Una scossa per una riscossa
I biancorossi stanno provando a risalire la china dopo un avvio al di sotto delle aspettative. La prima scossa è stata il doloroso esonero di mister Possanzini – eroe della promozione in Serie B e artefice della salvezza, seppur sofferta, della scorsa stagione. Al suo posto Francesco Modesto, ex Rende e Crotone, chiamato a cambiare volto e, possibilmente, destino alla formazione lombarda.
E di cambiamenti ce ne sono stati eccome. Nel mercato di gennaio la società ha riscritto i connotati della squadra con 23 operazioni complessive: un piccolo trasloco calcistico, record per il club. Tredici gli arrivi, in una vera babele di nazionalità. Se un tempo il Mantova pescava nel raggio di pochi chilometri, tra bresciano e bergamasca, oggi il mappamondo è diventato lo strumento principale: spazio a greci, svizzeri, francesi e portoghesi. Globalizzazione applicata al pallone, con l’obiettivo di aggiungere qualità ma anche centimetri e chili nel campo.
Diverse filosofie ma i risultati sono deficitari
Anche il sistema di gioco è cambiato: il 4-2-3-1 di Possanzini ha lasciato posto al 3-4-2-1 di Modesto. Innesti in tutti i reparti: dalla difesa con Bardi e Meroni, agli esterni con Dembeleè e Tiago Gonçalves, passando per Kouda a centrocampo – fin qui non irresistibile con lo Spezia – fino all’attacco con lo svizzero Muci e il prestito di Buso dalla squadra giallorossa.
I numeri dell’era Modesto parlano di 2 vittorie, 3 pareggi e 3 sconfitte. La media punti è salita da 0,87 a 1,12, ma la classifica non si è mossa molto: diciottesimo posto alla sedicesima giornata, fatale a Possanzini, appena un gradino sopra ma sempre in zona rossa alla ventiquattresima. Un miglioramento, sì, ma con il freno a mano ancora tirato.

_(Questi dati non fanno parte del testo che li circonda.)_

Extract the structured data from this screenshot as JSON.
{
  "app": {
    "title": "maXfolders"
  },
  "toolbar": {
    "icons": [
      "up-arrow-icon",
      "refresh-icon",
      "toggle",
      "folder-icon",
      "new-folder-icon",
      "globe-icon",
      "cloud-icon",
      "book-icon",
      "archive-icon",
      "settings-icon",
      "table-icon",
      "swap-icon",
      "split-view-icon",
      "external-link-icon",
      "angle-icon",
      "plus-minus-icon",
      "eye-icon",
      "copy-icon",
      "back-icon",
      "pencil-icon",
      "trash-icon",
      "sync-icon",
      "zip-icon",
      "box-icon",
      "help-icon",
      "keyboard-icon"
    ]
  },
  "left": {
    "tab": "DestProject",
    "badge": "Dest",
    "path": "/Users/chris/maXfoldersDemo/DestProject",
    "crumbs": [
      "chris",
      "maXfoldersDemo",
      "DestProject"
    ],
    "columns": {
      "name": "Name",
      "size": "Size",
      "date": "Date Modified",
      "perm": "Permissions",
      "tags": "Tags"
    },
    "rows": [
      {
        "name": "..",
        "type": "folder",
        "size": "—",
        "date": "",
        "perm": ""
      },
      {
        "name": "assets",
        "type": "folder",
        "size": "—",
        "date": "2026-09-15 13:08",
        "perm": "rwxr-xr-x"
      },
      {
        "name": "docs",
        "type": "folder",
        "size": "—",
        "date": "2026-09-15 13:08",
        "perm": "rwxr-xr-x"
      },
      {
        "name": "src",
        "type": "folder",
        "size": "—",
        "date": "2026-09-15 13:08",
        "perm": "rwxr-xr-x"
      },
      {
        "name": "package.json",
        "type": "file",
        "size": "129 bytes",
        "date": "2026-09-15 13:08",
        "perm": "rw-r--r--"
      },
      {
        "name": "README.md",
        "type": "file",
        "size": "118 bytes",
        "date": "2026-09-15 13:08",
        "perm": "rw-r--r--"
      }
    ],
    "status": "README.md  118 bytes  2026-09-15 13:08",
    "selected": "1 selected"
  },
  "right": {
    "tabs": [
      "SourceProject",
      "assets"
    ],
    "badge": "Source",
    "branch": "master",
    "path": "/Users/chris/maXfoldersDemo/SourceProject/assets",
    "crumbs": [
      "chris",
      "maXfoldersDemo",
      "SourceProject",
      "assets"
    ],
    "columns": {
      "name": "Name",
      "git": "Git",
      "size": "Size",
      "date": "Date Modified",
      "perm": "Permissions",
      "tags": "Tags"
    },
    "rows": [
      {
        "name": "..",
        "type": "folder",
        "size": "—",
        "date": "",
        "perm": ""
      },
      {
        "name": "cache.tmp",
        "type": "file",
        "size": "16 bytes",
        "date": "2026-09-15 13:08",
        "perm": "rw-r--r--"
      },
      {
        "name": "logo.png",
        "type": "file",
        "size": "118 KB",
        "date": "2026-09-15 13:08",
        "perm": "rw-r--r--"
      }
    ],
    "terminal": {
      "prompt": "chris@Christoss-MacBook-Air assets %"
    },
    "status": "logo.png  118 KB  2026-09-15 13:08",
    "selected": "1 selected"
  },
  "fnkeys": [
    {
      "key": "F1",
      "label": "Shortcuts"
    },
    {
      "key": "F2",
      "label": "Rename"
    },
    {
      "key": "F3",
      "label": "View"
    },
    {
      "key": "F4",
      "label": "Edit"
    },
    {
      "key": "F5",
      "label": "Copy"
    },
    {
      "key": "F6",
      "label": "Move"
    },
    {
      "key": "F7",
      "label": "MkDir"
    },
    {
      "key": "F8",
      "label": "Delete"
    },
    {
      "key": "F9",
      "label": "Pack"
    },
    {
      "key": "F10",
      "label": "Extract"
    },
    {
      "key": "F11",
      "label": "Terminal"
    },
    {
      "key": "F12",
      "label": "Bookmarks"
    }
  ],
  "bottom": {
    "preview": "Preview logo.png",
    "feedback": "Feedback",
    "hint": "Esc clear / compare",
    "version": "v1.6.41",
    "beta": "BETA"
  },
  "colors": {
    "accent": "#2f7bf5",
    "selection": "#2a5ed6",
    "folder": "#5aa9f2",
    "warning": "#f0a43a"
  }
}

Il dilemma della fragilità difensiva
Il problema resta la continuità, soprattutto difensiva: nelle ultime dieci gare solo una volta il Mantova è riuscito a mantenere la porta inviolata. Un dato che racconta più di tante parole.
Al “Ceravolo” mancherà lo squalificato Cella. Possibile spazio per l’esordiente greco Chrysopoulos oppure arretramento di Paoletti, già utilizzato nel ruolo prima dell’arrivo di Meroni. A centrocampo quasi certa la conferma di Trimboli e Kouda. In attacco Buso, titolare a Reggio Emilia per oltre un’ora, potrebbe essere riproposto per accumulare minuti, anche se il turnover resta un’opzione concreta vista la densità del calendario.
Chi vuol un bel pagliaio lo pianti di febbraio
Per il Catanzaro si chiude un mini ciclo contro squadre affamate di punti. Serviranno concentrazione e cinismo, gli stessi ingredienti che hanno portato sei punti nelle ultime due uscite nel mese di febbraio nonostante le assenze pesanti.
Il Mantova arriva con nuove idee, nuovi uomini e nuove speranze. Il Catanzaro con entusiasmo e fiducia ritrovata. Il campo dirà chi avrà ragione. E, come sempre, il pallone rotolerà dove vorrà lui: ma se dovesse ascoltare la passione della Capraro, difficilmente farà il turista proprio nel giorno dell’amore e della passione.